One of the most satisfying parts of Anderson’s involvement with Illumina so far has been helping to stop it from being taken over by Roche, for example. Had it happened it would have “done huge damage, not just in shareholder terms, but in terms of human health and the prospects of it”.

I like the idea of good fund managers stepping up their level of engagement. That’s good. But I can’t let him go without asking about cost – which has to be part of value. Can fees in the business fall? They can.

You need to structure this correctly, so that you can get fund managers “who are not concerned about whether they’re going to be sacked at the end of a year, but have the ability to think what’s good for the corporate environment and about what’s good for savers over ten years or 15 years, because they know they’ll still be taking responsibility then”. But that’s possible – “heck, you
can cut our fees quite a lot and still have that security”.

Who is James Anderson?

After graduating from Oxford, and then doing an MA in International Affairs at Johns Hopkins University in Baltimore, James Anderson joined Baillie Gifford in 1983. Two years later he became the manager of Baillie Gifford’s European fund, a position he held for two decades until 2006.

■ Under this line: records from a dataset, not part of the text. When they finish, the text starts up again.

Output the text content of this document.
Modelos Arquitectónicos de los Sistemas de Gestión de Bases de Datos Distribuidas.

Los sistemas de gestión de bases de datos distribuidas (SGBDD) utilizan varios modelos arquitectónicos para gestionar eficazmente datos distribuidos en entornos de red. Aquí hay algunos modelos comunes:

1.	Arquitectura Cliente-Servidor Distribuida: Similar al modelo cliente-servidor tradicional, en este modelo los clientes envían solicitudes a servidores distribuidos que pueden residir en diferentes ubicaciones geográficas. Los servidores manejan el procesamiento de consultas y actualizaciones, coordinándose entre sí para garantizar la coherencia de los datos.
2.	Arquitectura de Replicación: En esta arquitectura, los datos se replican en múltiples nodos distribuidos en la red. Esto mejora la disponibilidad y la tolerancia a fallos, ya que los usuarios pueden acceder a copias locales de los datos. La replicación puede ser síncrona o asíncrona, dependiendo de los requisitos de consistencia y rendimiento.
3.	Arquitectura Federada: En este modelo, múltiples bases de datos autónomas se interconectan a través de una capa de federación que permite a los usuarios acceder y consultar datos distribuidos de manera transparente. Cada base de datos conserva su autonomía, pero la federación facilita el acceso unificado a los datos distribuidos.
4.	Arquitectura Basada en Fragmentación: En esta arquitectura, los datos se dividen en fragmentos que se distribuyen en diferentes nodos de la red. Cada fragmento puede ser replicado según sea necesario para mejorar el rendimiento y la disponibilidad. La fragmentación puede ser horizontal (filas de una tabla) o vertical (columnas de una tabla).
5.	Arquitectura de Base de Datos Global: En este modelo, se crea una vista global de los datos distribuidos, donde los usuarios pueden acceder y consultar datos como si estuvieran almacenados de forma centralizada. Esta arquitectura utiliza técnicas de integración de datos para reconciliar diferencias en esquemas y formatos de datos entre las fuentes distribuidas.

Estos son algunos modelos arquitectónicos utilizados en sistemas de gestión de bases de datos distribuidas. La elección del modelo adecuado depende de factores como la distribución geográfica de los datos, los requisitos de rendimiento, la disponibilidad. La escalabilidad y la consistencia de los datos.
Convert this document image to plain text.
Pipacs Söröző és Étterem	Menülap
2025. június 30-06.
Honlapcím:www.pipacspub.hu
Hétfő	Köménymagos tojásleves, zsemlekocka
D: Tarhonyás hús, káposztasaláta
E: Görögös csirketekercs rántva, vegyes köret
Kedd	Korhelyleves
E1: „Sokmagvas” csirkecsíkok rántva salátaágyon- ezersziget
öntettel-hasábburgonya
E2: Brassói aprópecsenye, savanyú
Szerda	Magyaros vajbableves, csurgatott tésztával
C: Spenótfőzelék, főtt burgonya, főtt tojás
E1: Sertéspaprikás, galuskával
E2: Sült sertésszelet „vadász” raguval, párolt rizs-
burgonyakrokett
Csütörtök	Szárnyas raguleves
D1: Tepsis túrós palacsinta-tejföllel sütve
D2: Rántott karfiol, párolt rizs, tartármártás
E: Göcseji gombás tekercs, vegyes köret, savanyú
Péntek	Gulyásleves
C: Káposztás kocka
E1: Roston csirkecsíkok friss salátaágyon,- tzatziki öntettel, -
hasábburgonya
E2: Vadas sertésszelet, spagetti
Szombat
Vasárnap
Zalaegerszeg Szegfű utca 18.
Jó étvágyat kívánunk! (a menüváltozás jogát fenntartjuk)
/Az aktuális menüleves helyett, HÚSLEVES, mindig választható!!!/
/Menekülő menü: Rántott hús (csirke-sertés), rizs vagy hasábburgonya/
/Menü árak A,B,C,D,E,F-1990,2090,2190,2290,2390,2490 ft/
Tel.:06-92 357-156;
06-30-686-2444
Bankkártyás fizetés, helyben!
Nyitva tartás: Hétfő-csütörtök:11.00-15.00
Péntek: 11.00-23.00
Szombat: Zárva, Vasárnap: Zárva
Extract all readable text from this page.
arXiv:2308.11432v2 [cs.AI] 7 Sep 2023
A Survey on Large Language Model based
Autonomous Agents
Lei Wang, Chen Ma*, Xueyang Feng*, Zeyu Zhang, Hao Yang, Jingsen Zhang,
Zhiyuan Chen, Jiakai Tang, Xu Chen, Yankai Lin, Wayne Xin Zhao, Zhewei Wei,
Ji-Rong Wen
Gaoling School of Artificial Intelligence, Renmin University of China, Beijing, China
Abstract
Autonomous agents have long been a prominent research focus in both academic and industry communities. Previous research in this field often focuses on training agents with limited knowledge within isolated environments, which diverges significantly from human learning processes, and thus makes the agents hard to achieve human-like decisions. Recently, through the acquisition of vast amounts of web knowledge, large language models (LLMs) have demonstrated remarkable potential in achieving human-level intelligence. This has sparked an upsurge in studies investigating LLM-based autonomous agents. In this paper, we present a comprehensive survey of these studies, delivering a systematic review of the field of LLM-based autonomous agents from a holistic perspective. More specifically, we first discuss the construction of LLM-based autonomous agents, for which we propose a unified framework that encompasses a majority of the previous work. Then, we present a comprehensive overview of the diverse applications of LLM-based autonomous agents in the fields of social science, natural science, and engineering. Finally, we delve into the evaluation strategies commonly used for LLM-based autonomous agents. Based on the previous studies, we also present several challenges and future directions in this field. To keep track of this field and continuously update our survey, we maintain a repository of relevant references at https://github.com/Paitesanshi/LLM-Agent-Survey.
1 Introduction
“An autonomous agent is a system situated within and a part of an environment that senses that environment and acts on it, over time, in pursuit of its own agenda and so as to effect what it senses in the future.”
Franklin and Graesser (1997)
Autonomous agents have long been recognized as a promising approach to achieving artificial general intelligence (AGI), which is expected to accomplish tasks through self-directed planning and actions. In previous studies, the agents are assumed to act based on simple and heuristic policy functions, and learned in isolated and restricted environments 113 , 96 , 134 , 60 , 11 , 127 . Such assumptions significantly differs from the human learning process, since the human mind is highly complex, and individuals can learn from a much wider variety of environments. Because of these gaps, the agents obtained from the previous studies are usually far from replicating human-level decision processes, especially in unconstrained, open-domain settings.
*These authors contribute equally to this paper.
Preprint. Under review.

In 2000 he also took over management of the Scottish Mortgage Investment Trust. Barring a six-month sabbatical in 2013 to write a book on investing, he continues to run the trust, which has returned 358% over the past ten years, compared to less than 130% for similar funds.

Sceptical of macroeconomic forecasting, Anderson believes in “identifying transformative companies at a very early stage and owning them all the way through to maturity”. He is also a prominent member of the Institutional Investor Forum, which aims to encourage fund managers to take a longer-term approach to investing.